Так где же искать защиту и помощь? Ответ вроде бы дан в романе: «Конечно, когда люди так несчастны, как мы, они ищут спасения у трансцедентной силы…» То есть у выдуманного «спасителя» Воланда… Между тем писатель понимал и ощущал каждый день, что сотворенный им защитник несчастных, вроде бы дьявол, не может победить дьявола подлинного, установившего в России свои порядки. Но отнять у него возможность «разговаривать наедине с самим собою» могла только смерть…
Сбылось предсказание архиепископа Сан-Францисского Иоанна о том, что роман «Мастер и Маргарита» будет в центре внимания писателей, критиков, публицистов и ученых… «О книге Булгакова будут писать,— подчеркивал архиепископ.— И о ней нелегко будет писать тем, кто станет писать» (предисловие к изданию: М. Б у л г а к о в. Мастер и Маргарита. Париж, 1967. С. 9).
Мудрый архиепископ намекнул и на причины, которые будут препятствовать ясному и однозначному пониманию содержания романа. Первая из них — воля самого писателя («Михаил Булгаков унес из этого мира тайну творческого замысла своего главного произведения»). Вторая — роман «сложный, с ветвистой, плюралистической тематикой… построен в ключе фантастики, острой сатиры и умной русской иронии». Третья — «острая маскировка автора (вынужденного к этому условиями жизни)». О последней причине архиепископ высказался довольно подробно. Цитируем: «Драма книги — неистинное добро. Среди этой фантасмагории идеократического и обывательского мнимого добра хозяйничает зло… Многочисленны, трагически смешны и нелепы эти слившиеся с бытом людей проделки зла, одурачивающего человечество. Метафизической этой проблеме, обычно скрываемой в обществе, Булгаков дал, в условиях Советского Союза, удобную сатирическую форму, которую можно назвать метафизическим реализмом. Этот большой свой реализм автор должен был, конечно, уложить на прокрустово ложе маленького, обывательского „реализма“, переходящего в буффонаду, чтобы сделать хоть немного доступным людям свой замысел» (Там же. С. 8—9).

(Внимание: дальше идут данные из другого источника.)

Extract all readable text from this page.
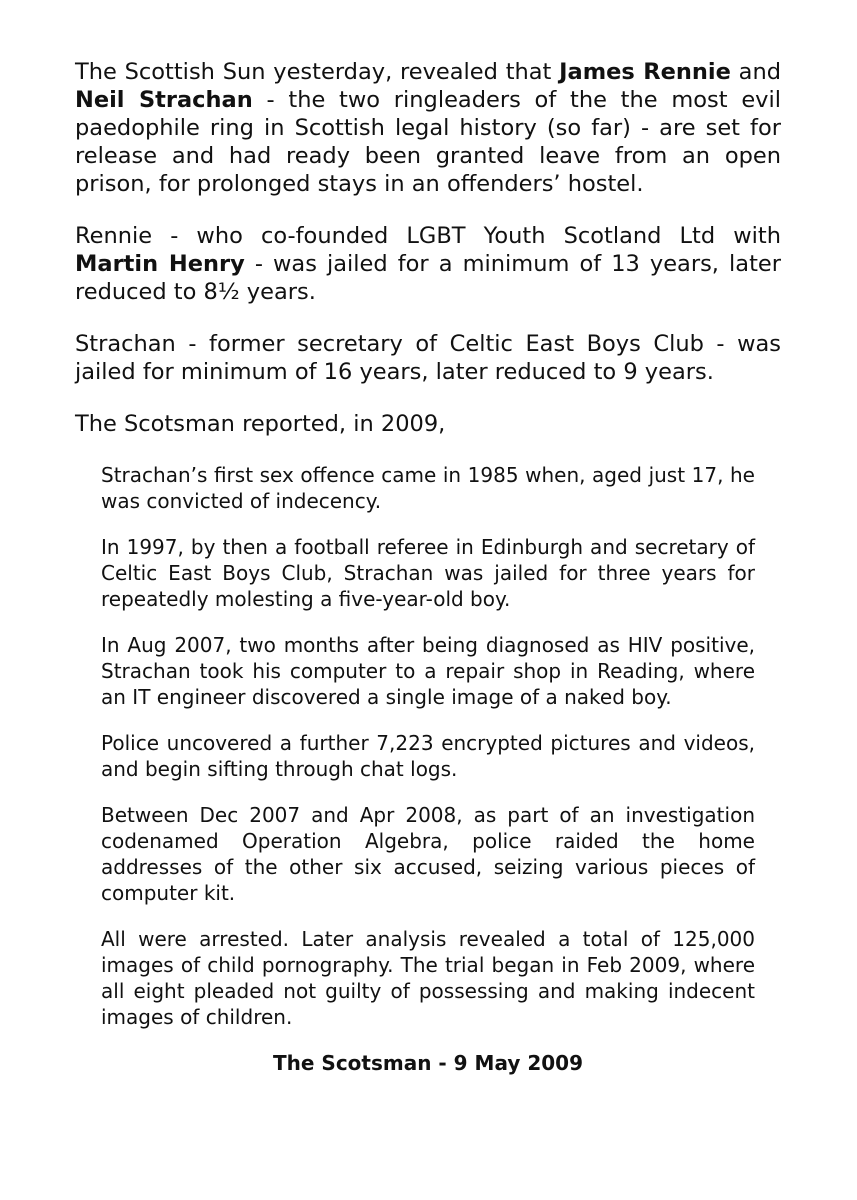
The Scottish Sun yesterday, revealed that James Rennie and Neil Strachan - the two ringleaders of the the most evil paedophile ring in Scottish legal history (so far) - are set for release and had ready been granted leave from an open prison, for prolonged stays in an offenders’ hostel.

Rennie - who co-founded LGBT Youth Scotland Ltd with Martin Henry - was jailed for a minimum of 13 years, later reduced to 8½ years.

Strachan - former secretary of Celtic East Boys Club - was jailed for minimum of 16 years, later reduced to 9 years.

The Scotsman reported, in 2009,

Strachan’s first sex offence came in 1985 when, aged just 17, he was convicted of indecency.

In 1997, by then a football referee in Edinburgh and secretary of Celtic East Boys Club, Strachan was jailed for three years for repeatedly molesting a five-year-old boy.

In Aug 2007, two months after being diagnosed as HIV positive, Strachan took his computer to a repair shop in Reading, where an IT engineer discovered a single image of a naked boy.

Police uncovered a further 7,223 encrypted pictures and videos, and begin sifting through chat logs.

Between Dec 2007 and Apr 2008, as part of an investigation codenamed Operation Algebra, police raided the home addresses of the other six accused, seizing various pieces of computer kit.

All were arrested. Later analysis revealed a total of 125,000 images of child pornography. The trial began in Feb 2009, where all eight pleaded not guilty of possessing and making indecent images of children.

The Scotsman - 9 May 2009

Современные исследователи творчества Булгакова, воспользовавшись «сложной, ветвистой и плюралистической тематикой» романа, развили такую активность по его толкованию, что иногда просто оторопь берет при прочтении этих толкований. Если верить некоторым многостраничным (и многотомным!) исследованиям, то получается следующая любопытная картина с «ветвистыми» заключениями:
— роман есть классическое эзотерическое произведение, содержание и смысл которого можно понять только с помощью эзотерики текста;
— роман создан под влиянием Корана и в значительной степени отражает его сущность;
— постигнуть роман можно лишь ясновидящим, поскольку это сочинение астральное;
— произведение это антихристианское, так как писатель попытался написать свое собственное евангелие, противоположное каноническим Евангелиям…— и так далее.
В некотором роде уже создана целая «отрасль знаний», покоящаяся на философско-богословском и мистически-демонологическом (преимущественно) подходе к исследованию текста романа «Мастер и Маргарита», которая будет шириться и умножаться, все более превращаясь в явление самостоятельное. Видимо, такова уж сила булгаковского творения (в том числе и «мистическая»), раз она способна вызывать у исследователей и читателей страстную потребность высказать свою точку зрения по поводу замыслов, идей и содержания этого загадочного произведения.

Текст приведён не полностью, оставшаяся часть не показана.